Re-wind to April 1999, on the first day of his first spell in charge of the Seagulls. Adams was paraded in a pro-Falmer T-shirt at Hove Town Hall as plans for the new stadium were unveiled.

Two and a half years later when Leicester, then in the Premiership, wanted him to become Dave Bassett's No. 2, it was too good an opportunity to turn down.

Falmer was still a million miles away and Adams could not afford to wait. He had to capitalise on his success with Albion.

Nobody blamed him, not chairman Dick Knight or an adoring fan base. It was not so much a divorce as an amicable split.

Friendships forged during Adams' glorious stint on the South Coast have endured and now the feisty little Yorkshireman is the right man in the right place at the right time.

On the face of it, Dean Wilkins has been harshly removed from his post after only 20 months at the helm, having just guided Albion into seventh place in League One in his first full season.

Flirting with the play-offs was a vast improvement on last year's poor showing, when the Seagulls were almost sucked in to a relegation battle. The bald statistics, as some of us have appreciated for some time, do not tell the whole story.

Wilkins is a brilliant, innovative coach. His fine work over a long period as youth coach, nurturing current first team regulars like Tommy Elphick, Dean Cox and Joel Lynch, won him many friends in high places within the club.

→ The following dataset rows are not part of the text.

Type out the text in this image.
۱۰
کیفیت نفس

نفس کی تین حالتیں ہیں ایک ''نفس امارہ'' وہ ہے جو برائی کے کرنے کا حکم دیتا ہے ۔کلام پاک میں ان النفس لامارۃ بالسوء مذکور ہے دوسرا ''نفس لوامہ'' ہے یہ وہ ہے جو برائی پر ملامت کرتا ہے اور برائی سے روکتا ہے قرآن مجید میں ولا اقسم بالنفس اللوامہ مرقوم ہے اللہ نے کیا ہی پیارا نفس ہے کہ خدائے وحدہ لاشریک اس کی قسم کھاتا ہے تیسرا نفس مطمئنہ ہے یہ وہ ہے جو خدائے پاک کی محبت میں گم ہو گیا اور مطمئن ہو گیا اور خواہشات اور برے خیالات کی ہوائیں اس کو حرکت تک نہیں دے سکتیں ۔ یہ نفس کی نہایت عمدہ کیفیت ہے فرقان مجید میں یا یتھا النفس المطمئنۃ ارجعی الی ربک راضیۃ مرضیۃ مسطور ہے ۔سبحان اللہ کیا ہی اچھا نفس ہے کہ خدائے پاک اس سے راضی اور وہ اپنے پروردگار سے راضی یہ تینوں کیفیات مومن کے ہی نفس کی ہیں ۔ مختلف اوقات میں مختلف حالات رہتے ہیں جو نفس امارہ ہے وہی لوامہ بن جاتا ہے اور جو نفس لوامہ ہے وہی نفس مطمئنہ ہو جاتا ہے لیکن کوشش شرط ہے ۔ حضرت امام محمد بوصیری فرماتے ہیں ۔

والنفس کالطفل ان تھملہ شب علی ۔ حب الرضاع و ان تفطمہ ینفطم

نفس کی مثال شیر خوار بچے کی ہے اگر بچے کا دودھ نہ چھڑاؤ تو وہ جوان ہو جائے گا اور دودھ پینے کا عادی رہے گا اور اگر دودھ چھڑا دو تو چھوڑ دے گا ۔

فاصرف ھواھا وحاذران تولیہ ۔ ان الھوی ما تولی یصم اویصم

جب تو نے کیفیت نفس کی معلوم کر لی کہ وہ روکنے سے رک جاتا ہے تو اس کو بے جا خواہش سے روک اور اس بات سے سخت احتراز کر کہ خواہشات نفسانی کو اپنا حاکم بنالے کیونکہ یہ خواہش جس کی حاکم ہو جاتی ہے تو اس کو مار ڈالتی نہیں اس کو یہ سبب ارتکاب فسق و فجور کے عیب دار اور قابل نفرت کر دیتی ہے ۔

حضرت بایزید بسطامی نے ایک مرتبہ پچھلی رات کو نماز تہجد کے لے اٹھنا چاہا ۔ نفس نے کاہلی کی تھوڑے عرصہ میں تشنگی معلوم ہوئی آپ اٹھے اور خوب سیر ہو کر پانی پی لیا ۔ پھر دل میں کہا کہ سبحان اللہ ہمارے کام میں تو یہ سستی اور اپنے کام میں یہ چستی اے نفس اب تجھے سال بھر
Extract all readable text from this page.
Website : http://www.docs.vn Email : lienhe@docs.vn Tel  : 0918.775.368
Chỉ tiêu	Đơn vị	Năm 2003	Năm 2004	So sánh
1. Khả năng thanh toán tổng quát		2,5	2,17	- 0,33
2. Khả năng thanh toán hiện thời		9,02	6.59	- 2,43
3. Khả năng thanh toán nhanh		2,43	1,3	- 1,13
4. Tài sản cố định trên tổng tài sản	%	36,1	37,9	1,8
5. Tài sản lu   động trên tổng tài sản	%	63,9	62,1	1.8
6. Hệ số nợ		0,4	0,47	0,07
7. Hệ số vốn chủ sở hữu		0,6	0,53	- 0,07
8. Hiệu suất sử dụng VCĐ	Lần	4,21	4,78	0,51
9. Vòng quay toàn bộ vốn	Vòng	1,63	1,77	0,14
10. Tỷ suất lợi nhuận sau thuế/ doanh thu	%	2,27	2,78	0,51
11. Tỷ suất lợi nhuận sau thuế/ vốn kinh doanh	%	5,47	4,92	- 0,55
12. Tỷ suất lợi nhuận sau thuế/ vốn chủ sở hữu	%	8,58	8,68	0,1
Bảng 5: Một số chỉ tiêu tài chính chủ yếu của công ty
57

He was briefly promoted to first team coach two summers ago to placate major shareholder Tony Bloom, when Bloom launched a bid to oust Wilkins' managerial predecessor Mark McGhee following relegation from the Championship.

Wilkins, with no managerial experience, was thrown in at the deep end a couple of months later after McGhee was sacked.

The job title has always sat uncomfortably. Being manager is a much more wide-ranging role than coach, which plays to Wilkins' strengths - out on the training ground working with the players and talking tactics. Even experienced pros have learnt from him.

He has struggled with other aspects of the role, such as dealing with players and their agents in contract negotiations, player recruitment and the media.

He has been a square peg in a round hole. Becoming coach again makes the peg round.

We must all hope that, once the understandable hurt and anger subsides, he says yes' to the challenge. Knight wants him to stay, so does Adams.

At this difficult time for him, Wilkins can take a lead from Martin Hinshelwood, who worked alongside him for many years as director of youth. Hinshelwood became manager for a very brief spell. He is still at the club, continuing his good work as director of football.

Meanwhile, Adams will immediately set about the task of restoring Albion to the Championship. A lot of water has gone under the bridge since he was last here and it will not be easy.

Sceptics will point to the old adage that you should never go back and refer to Alan Mullery's unhappy second stint at the club.

That was different. When Mullery returned Albion were on a downward spiral. Adams rejoins with the Seagulls in a healthier state than when he launched their renaissance.

There are plenty of examples, too, of managers thriving second time around. One of them is very fresh and poignant.

Adams has been scouting for the last few months for my beloved Stoke City. Tony Pulis, in his second stint in charge, has just guided them back into the top flight of English football after a 23-year gap.

After they were promoted on Sunday I sent Adams a text. It said that Stoke must have a great scouting network. "You are not wrong," he replied with his mischievous sense of humour.

Little did I know that our occasional conversations are about to become much more regular again.

It was a bumpy ride for a while first time around but he knows his stuff, knows what management is all about after a dozen years worth of experience with seven different clubs.

On behalf of Albion fans, Micky, welcome back.